Пока Гаврюша рассуждала о различиях унылого Левушки и прекрасного Севочки, я прикидывала, как направить разговор в нужное русло. Как было бы просто, если бы я могла рассказать Гаврюше о своих подозрениях, о неизвестном в квартире. Но это было бы возможно, не будь Гаврюша такой… впечатлительной. Меня не очень вдохновляла перспектива отпаивать ее валерьянкой.
– Наталья Гавриловна, а не хотите позвонить этому Севе? – предложила я. – Если у вас такие хорошие отношения – пусть повлияет на брата.
– А я звонила! Когда случились эти ужасные события… – Гаврюша подняла глаза к потолку, и я поняла, что речь о взорвавшихся банках. – Милый Севочка так сожалел, что не может помочь! Во-первых, он в какой-то длительной далекой командировке, во-вторых, они с Левушкой совершенно не поддерживают отношений. И я его понимаю. Думаешь, Левушка хотя бы раз пригласил его в гости после того, как дяди не стало? Ни разу! О чем это говорит?
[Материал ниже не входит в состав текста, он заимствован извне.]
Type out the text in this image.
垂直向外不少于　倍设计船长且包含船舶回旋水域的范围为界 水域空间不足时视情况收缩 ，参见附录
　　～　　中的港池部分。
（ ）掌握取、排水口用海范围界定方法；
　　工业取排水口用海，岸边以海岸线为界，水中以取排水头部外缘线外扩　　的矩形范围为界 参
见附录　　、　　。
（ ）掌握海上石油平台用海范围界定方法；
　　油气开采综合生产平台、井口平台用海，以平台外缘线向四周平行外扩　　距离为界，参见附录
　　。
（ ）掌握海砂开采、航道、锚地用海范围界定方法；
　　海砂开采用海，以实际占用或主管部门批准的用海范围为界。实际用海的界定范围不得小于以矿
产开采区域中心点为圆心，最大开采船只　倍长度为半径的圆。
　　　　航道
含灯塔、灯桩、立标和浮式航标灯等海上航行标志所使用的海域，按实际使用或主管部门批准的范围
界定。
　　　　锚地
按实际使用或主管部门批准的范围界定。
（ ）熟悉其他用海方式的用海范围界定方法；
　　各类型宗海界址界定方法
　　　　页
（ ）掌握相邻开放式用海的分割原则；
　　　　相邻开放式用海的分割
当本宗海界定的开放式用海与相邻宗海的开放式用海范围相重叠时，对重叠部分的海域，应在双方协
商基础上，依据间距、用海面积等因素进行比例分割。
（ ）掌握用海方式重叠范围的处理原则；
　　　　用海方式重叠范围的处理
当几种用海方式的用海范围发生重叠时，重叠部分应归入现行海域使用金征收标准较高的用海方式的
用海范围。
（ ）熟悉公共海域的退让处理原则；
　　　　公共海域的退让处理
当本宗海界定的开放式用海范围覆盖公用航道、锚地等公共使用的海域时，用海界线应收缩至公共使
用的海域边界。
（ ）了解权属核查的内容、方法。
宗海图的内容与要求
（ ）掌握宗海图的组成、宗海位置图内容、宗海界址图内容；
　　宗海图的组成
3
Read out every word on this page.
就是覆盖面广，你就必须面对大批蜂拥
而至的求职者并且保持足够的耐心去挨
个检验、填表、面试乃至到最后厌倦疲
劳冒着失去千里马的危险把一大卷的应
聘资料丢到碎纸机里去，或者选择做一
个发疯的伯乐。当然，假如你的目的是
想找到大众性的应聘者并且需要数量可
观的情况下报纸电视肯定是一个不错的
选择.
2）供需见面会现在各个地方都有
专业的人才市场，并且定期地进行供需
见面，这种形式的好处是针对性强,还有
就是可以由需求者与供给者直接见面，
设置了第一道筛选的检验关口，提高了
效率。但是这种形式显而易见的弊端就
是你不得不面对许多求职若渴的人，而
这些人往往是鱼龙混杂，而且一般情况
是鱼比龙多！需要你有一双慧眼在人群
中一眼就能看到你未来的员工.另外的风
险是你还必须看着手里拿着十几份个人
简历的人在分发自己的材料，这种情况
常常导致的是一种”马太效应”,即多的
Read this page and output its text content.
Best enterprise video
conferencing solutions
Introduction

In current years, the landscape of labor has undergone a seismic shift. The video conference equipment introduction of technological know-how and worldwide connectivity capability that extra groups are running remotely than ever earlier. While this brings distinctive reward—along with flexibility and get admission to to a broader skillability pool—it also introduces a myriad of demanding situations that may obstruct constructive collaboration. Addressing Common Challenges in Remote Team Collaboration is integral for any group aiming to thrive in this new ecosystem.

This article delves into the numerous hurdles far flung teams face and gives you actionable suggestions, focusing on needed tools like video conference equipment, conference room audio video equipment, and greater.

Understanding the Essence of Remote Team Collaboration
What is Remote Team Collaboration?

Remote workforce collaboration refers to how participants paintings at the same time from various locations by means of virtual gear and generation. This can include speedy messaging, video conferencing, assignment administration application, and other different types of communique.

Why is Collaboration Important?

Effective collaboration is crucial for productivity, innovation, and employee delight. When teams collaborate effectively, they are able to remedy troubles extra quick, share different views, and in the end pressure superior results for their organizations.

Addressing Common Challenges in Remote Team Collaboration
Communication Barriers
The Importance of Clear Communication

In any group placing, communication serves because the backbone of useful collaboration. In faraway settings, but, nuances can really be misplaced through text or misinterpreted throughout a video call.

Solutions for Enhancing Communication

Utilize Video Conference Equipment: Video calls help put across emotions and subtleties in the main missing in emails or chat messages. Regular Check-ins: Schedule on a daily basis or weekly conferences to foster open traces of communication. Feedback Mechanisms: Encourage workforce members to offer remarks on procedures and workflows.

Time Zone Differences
– О чем? – послушно повторила я.
– О том, что Левушка не нуждается в человеческом тепле и сам его дать не способен. Собственно, с этого я начала, моя девочка. Вот я бы не оставила свой дом в распоряжении такого равнодушного и холодного юноши, который и навещал-то меня от случая к случаю. Можешь вообразить, как редко это бывало, что я Левушку даже не сразу вспомнила!
– Ну, это же его дядя решил, – мне почему-то стало обидно за Левушку. – Может, Лев Андреевич – очень занятой человек.
– Никакой он не занятой! – повысила голос Гаврюша. – Вернее, он торгует каким-то мылом ручной работы. Он и мне одно подарил, я не отказалась, как вежливый человек, но… Моя девочка, разве это красиво?
Гаврюша указала пальцем на полку, где в прозрачной упаковке с аккуратной наклейкой «Soap Home» стояла толстая зеленая жабка.
– Не очень, – согласилась я. – Но раз у него свое дело, то можно понять, почему он мало бывал у дяди – это же столько времени отнимает. Вот бабушка…
– Лесенька, и даже твоя бабушка подтверждает мои доводы, – перебила Гаврюша. – У нее находится время со мной пообщаться, а мы ведь не родня.
Аргументов в пользу Левушки у меня не осталось, хотя очень хотелось возразить: может, этот ваш широчайшей души дядюшка – широчайший козел, и Левушка его знать не хотел.
– Люди разные, – расплывчато ответила я, и тут сверху снова оглушительно бахнуло. Мы с Гаврюшей синхронно вздрогнули и уставились на потолок.
– Они меня доведут до сумасшествия! – вскричала Гаврюша и схватилась за телефон. Потыкав по кнопкам, она ненадолго замерла и выдохнула: – Он просто не отвечает, как не стыдно! Я и так на больничном из-за этого соседского стихийного бедствия!
– Хотите, я поднимусь, поговорю?
– А я не поднималась? Он даже дверь не открыл – сказал, что имеет полное право шуметь до одиннадцати. Я ему: «Левушка, имей сострадание к пожилому больному человеку». А он: «Страдайте у себя дома, а ко мне не лезьте». Лесенька, девочка, принеси с балкона отвар, он там остужается.
Я послушно поднялась, вышла из кухни и чуть не залезла в Гаврюшину кладовку – забыла, что нахожусь не дома, и балкон совсем в другой стороне. Но не успела я сделать шаг, как из квартиры сверху послышался громкий отчетливый стон.
– Тебе могло показаться, – пожала плечами Настя. – Или стонали вообще где-нибудь в другом месте.
Мы с ней хрустели чипсами, она сырными, а я просто с солью, и шли неизвестно куда. По-моему, это лучшие прогулки – без цели.
– Куликова, я тебя люблю.
– Полякова, обычно ты так говоришь, когда меня люто ненавидишь.